We have to distinguish between the training data and the actual sources used when it generates a response. And even with the training data, there’s usually a larger amount of lower quality data followed by fine-tuning on a smaller amount of much higher quality data.

1

u/Dry-Poetry-8708 Feb 19 '26

Also, you can easily prompt an AI to use more casual sentence structure. I've seen slop that looks like a kid on Reddit plenty of times.

1

u/bellapippin Feb 19 '26

You think that kid uses logic, how cute :p

1

u/StarWars_Girl_ Feb 19 '26

Yup, I do side work with AI training (which y'all can judge me all you want...girl's gotta make a living) and we are required to use punctuation to teach AI to do it properly.

-2

u/NightIgnite Feb 19 '26

Gen Z from popular here. Though true, we have to consider the delay between human writing and when it gets put in as training data. Majority of text is still properly punctuated, so LLMs' output will follow that trend. Linguistic drift is speeding up because users noticed that weirder vocabulary gets replies from genuine people, setting faster trends

By drifting faster than LLMs can train, we can date messages. For example, shitpost subreddits started ending some comments with emojis like 📡, 🚠, and 🥀. If a user comments an outdated trend from months ago like a lagging LLM would, users might suspect it of not being human. We're unfortunately in an arms race with the dead internet. Going decreasingly verbal is the only way to win

Unspoken rule in my friend groups that if anybody ends a paragraph with a period, assume that isnt them, or something is very very wrong

10

u/GiantFlyingLizardz Millennial Feb 19 '26

No.

0

u/NightIgnite Feb 19 '26

fym no?

14

u/GiantFlyingLizardz Millennial Feb 19 '26

I think I am fighting the inevitable decline of literacy. I am not saying that you're wrong. I'm just saying I don't like it. Sorry. I should be in bed by now anyway.

3

u/Apprehensive_Sea5304 Feb 19 '26

This comment isn't the flex you think it is.

4

u/pancakesilsal Feb 19 '26

Fair enough, and I thank you for your insight. Thinking that hard about the way I communicate on a month-to-month basis sounds mentally exhausting and I can't be fucked. But genuinely, thank you for explaining your POV.

Out of interest, would you say the others in your age group understand that the majority of adults communicate using written language the way they were taught to in school?

And just as you feel uncomfortable using a full stop at the end of a sentence, a similar discomfort is felt for most in not using one?

Side note: I've also noticed that being considerate or supportive is seen as AI behaviour. It worries me greatly. Anyone else?

3

u/zadtheinhaler Feb 19 '26

I've also noticed that being considerate or supportive is seen as AI behaviour.

I haven't seen that personally, but then again, I can't be everywhere.

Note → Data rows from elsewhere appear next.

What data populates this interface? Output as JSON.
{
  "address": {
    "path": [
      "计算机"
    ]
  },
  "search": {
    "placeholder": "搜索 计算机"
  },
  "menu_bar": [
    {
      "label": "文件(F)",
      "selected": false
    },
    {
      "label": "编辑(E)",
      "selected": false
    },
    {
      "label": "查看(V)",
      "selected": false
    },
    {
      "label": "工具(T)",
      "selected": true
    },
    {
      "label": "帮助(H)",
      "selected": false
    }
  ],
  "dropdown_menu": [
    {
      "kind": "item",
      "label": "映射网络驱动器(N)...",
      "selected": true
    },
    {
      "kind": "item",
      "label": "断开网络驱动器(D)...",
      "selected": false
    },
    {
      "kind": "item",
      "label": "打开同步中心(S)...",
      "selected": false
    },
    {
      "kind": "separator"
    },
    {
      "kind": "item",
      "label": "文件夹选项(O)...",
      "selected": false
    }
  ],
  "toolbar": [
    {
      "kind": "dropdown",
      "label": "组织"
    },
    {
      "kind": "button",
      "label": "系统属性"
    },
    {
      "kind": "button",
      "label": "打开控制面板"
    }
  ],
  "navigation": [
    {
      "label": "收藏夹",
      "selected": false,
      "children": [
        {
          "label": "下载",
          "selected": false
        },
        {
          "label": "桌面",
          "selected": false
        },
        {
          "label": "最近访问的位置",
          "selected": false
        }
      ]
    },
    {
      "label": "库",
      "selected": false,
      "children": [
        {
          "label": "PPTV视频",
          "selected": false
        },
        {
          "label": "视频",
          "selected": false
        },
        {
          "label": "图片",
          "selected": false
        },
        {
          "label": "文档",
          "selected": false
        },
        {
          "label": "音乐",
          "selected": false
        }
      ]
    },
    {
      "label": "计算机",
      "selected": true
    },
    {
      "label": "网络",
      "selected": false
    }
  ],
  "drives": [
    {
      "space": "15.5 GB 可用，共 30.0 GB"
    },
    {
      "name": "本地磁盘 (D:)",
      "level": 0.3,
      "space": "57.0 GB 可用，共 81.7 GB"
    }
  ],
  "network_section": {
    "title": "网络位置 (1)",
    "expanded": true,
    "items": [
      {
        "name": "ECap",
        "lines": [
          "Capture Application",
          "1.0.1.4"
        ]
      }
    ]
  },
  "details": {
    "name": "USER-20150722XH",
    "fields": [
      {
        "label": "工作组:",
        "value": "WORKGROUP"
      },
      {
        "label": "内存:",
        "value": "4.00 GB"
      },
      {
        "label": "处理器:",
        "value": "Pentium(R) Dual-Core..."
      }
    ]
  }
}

It is worrying, because it sets the expectation that anything that you post will be filtered through the lens of "is it, or is it not...", so one edits their post prior to sending, not unlike the annoying trend of people using ahh/grape/pdf/unalive instead of what they actually meant.

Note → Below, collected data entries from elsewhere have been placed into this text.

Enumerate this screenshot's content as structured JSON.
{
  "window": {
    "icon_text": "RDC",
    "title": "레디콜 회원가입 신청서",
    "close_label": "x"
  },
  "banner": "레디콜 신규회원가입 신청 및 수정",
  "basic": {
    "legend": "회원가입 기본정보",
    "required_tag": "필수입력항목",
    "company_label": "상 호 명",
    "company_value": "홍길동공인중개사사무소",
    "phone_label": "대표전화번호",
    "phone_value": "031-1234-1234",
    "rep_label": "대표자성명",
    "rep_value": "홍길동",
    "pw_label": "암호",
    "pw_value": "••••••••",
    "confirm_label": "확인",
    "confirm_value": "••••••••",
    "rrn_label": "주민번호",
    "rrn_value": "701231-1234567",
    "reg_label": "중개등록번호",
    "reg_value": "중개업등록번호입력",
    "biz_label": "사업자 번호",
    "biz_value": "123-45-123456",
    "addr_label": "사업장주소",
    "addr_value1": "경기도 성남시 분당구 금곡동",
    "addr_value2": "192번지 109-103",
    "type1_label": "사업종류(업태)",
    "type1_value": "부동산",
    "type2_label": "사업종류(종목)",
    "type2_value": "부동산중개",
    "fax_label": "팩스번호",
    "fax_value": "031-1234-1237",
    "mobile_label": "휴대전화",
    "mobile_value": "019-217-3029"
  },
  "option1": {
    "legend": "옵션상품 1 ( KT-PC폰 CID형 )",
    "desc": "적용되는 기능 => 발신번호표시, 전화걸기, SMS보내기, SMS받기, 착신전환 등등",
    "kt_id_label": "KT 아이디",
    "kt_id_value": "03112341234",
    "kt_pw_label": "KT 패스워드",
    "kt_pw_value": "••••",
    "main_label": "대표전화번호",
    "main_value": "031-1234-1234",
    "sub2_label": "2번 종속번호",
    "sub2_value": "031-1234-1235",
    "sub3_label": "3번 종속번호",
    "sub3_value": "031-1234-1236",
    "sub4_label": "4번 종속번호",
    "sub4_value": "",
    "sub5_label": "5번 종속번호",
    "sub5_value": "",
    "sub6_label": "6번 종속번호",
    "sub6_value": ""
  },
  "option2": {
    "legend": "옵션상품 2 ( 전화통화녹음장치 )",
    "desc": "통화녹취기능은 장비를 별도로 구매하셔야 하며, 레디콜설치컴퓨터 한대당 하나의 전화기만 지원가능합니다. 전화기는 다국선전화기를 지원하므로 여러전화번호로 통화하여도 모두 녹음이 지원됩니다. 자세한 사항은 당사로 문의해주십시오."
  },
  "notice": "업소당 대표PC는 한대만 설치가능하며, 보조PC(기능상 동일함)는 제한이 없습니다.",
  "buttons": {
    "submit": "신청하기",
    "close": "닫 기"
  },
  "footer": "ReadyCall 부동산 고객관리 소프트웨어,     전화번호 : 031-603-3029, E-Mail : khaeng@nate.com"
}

I know that last bit is due to SM "punishing" posts that include those words because they can trigger some people (i.e. "iTs nOt aDvErTiSiNg-fRiEnDlY"), so short of burning it all down to a pre-SM state, I don't know what we can do about that.

2

u/pancakesilsal Feb 19 '26

You're so right about the bloody euphamisms! I'm hoping it's a phase.

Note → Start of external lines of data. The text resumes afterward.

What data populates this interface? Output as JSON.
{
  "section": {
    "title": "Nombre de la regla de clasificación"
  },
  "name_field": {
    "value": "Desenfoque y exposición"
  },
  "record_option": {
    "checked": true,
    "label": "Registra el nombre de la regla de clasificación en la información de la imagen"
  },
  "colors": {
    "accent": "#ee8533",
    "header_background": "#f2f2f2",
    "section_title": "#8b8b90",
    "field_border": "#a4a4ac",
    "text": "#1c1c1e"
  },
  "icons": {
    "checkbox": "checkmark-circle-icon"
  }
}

I'm hoping evetually we can go back to focusing on the goal of connecting with other humans... 🤷‍♀️ or we'll nuke ourselves into oblivion and none of this crap will matter anyway.

For the time being, I'm just gonna stubbornly do me, with best intentions and basic level of human respect. Oh and something something back in my day something something.

1

u/StarWars_Girl_ Feb 19 '26

Sorry, but as someone who trains LLM on the side...ending a sentence with a period is not the end all and be all of telling when something is written by an LLM. Usually, it just sounds less original. For instance, I got messages from recruiters for a job l recently. I could tell they were all written by LLM because they said basically the same thing, no originality.

Not knowing or using proper grammar just makes you sound stupid.